De telles phrases sont
caractéristiques de la tendance dite « gnostique » de certains chrétiens de
l'époque.
Ceux-ci mettaient l'accent sur
l'importance de la
« connaissance »
(c'est le sens du mot grec
« gnostique »).
On est réellement
« sauvé », pensaient-ils, lorsqu'on apprend à
« connaître » le vrai Dieu, bien différent de l'idée
que s'en font couramment les gens et à « connaître » aussi la vraie nature de notre réalité
humaine, dont Dieu n'est pas responsable. Nous sommes, disaient-ils,
des êtres divins emprisonnés dans une chair terrestre,
matérielle et méprisable. Le Christ est notre
« sauveur » car il est venu nous faire connaître cet
état, nous éviter de nous y complaire et nous montrer
comment rejoindre le monde divin pour notre « salut ».

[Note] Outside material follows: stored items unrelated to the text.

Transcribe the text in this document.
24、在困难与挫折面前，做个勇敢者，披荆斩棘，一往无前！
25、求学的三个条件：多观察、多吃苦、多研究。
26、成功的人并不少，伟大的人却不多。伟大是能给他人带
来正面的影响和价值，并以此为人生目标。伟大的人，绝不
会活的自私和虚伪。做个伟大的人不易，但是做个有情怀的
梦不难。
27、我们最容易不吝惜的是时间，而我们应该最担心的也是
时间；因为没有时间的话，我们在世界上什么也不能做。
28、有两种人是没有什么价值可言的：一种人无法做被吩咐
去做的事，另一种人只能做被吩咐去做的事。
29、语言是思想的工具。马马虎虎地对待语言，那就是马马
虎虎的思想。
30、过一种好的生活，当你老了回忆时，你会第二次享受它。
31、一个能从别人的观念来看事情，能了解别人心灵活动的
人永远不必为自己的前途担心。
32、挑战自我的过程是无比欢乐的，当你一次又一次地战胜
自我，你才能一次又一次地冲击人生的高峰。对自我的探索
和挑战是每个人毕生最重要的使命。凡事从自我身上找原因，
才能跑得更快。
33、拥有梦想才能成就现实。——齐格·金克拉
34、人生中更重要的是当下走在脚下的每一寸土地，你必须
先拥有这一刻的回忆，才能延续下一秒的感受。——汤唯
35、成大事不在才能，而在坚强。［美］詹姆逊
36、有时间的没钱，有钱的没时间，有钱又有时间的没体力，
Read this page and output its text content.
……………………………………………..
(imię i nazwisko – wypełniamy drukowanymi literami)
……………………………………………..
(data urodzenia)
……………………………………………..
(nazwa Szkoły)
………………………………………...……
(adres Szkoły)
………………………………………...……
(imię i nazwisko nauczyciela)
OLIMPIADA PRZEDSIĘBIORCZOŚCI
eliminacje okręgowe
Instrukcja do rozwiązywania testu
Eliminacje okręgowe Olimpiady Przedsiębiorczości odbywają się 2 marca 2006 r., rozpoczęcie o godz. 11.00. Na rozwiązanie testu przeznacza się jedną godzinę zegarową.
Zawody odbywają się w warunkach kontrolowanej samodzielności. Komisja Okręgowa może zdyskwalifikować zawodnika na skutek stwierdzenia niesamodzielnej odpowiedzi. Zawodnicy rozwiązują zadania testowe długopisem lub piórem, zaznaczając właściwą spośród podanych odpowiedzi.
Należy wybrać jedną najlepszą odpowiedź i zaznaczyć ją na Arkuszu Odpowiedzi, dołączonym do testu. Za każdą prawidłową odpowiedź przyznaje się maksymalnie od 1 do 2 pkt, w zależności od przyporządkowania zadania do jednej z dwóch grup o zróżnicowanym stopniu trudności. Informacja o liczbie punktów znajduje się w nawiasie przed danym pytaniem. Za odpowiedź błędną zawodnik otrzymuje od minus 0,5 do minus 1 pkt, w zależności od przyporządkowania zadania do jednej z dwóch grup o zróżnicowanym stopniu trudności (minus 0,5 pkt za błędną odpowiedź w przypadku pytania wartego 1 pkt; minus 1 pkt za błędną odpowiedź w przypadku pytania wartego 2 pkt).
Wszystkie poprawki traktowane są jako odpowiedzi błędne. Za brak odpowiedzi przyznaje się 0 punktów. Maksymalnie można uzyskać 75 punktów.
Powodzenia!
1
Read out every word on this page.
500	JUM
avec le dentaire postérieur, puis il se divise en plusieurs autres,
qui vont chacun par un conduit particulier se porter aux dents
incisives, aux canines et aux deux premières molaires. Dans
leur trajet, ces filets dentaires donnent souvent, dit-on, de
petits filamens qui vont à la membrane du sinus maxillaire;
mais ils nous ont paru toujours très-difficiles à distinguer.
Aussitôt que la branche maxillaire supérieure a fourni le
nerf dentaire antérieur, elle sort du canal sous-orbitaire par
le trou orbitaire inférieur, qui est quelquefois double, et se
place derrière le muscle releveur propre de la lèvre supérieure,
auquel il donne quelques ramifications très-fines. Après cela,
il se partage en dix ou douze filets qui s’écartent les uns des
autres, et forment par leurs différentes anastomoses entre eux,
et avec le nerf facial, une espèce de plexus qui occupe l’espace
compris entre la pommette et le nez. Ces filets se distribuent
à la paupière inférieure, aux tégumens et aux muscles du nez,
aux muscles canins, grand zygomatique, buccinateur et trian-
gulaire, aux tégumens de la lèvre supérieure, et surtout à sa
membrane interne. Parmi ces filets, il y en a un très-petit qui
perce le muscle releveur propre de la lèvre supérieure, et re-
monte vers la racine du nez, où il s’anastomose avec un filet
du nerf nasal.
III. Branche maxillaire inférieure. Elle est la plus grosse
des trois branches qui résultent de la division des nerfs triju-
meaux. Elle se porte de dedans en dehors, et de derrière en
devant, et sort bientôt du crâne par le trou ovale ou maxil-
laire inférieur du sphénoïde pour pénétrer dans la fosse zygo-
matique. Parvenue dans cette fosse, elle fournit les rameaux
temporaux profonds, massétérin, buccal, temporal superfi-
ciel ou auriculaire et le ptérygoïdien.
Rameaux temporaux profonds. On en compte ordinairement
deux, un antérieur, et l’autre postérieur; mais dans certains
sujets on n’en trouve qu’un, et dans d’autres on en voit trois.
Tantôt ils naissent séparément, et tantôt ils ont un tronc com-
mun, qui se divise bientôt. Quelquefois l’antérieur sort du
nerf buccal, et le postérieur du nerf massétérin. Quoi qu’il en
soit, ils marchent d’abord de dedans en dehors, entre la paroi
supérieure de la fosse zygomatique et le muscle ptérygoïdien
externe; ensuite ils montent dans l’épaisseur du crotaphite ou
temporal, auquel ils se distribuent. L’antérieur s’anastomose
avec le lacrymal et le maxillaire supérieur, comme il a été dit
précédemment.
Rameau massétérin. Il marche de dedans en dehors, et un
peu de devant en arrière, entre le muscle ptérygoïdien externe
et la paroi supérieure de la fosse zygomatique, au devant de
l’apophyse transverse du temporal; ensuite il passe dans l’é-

C'est le sens de la phrase
« Je te fais
connaître le mystère du Royaume »
C'est aussi le sens de l'explication du
geste de Judas :
« Tu vas sacrifier
l'homme qui me sert de vêtement ».
Il est caractéristique du gnosticisme
d'affirmer que « l'homme » n'est en réalité qu'un simplement
« vêtement » recouvrant l'être divin que nous sommes tous
et surtout Jésus. De sorte que la mort de Jésus va
permettre à son âme de rejoindre la sphère
céleste.
Une parabole familière de cette
pensée gnostique explique le
salut de la manière suivante : Un fils de roi voyageant
dans un pays éloigné s'y trouva si bien qu'il y
demeura. Le roi son père dut lui envoyer un messager
« sauveur » pour lui rappeler son origine royale et le ramener
dans son royaume. Ainsi en est-il de nous, disent les gnostiques, qui
avons besoin qu'on nous fasse connaître le mystère de
notre royaume.
D'autant plus que la « chair » matérielle dont nous sommes faits est
considérée comme méprisable par rapport à
l'esprit qui est notre véritable nature.
Cette tendance subsiste de nos
jours dans certains milieux
chrétiens, valorisant par exemple l'amour dit « platonique » sur l'amour « charnel », et considérant que les
réalités « spirituelles » représentent fondamentalement la nature
humaine bien plus que le monde « matériel » qu'ils prétendent sans importance.
L'Évangile de
Judas est très loin
d'être le seul représentant de cet important mouvement
gnostique. Des milliers de livres gnostiques ont été
découverts en Égypte à Nag Hammadi, dont le
fameux Évangile de
Thomas.
Ces textes n'ont pas été
rédigés dans le style de comptes-rendus journalistiques
rapportant avec exactitude des événements concrets,
comme nous en lisons dans la presse. Ils se veulent religieux,
spirituels. Le style dialogué qu'ils utilisent est typique de
la pédagogie de leur époque.
Il ne faudrait pas s'imaginer que
Jésus, qui s'exprimait évidemment en Juif palestinien
rural du 1er siècle
ait réellement employé avec Thomas ou Judas la langue
sophistiquée des grecs égyptiens du 3e
siècle !
.
Si ces textes ont longtemps
été perdus alors que
ceux du Nouveau Testament sont facilement parvenus jusqu'à
nous, ce n'est pas que « l'Église » ait décidé de les supprimer ! Il
n'y avait pas, à cette époque, d'autorité
ecclésiastique centrale ayant le pouvoir de le faire,
même si saint Irénée, l'évêque de
Lyon, l'aurait bien voulu. Les différentes tendances
chrétiennes transmettaient chacune librement ses propres
écrits, comme les écoles juives, les philosophes grecs
le faisaient de leur côté.
Si les textes gnostiques n'ont pas
été transmis c'est qu'un consensus s'était
établi pour récuser leur théologie et
décider qu'on ne les lirait pas lors du culte public. Plus
personne n'a pris la peine de les copier. Bien d'autres textes ont
également disparu.
.
Quant à penser retrouver une
vérité historique ignorée sur la personne de Judas, de Thomas ou de
Marie-Madeleine, il ne faut pas davantage y songer.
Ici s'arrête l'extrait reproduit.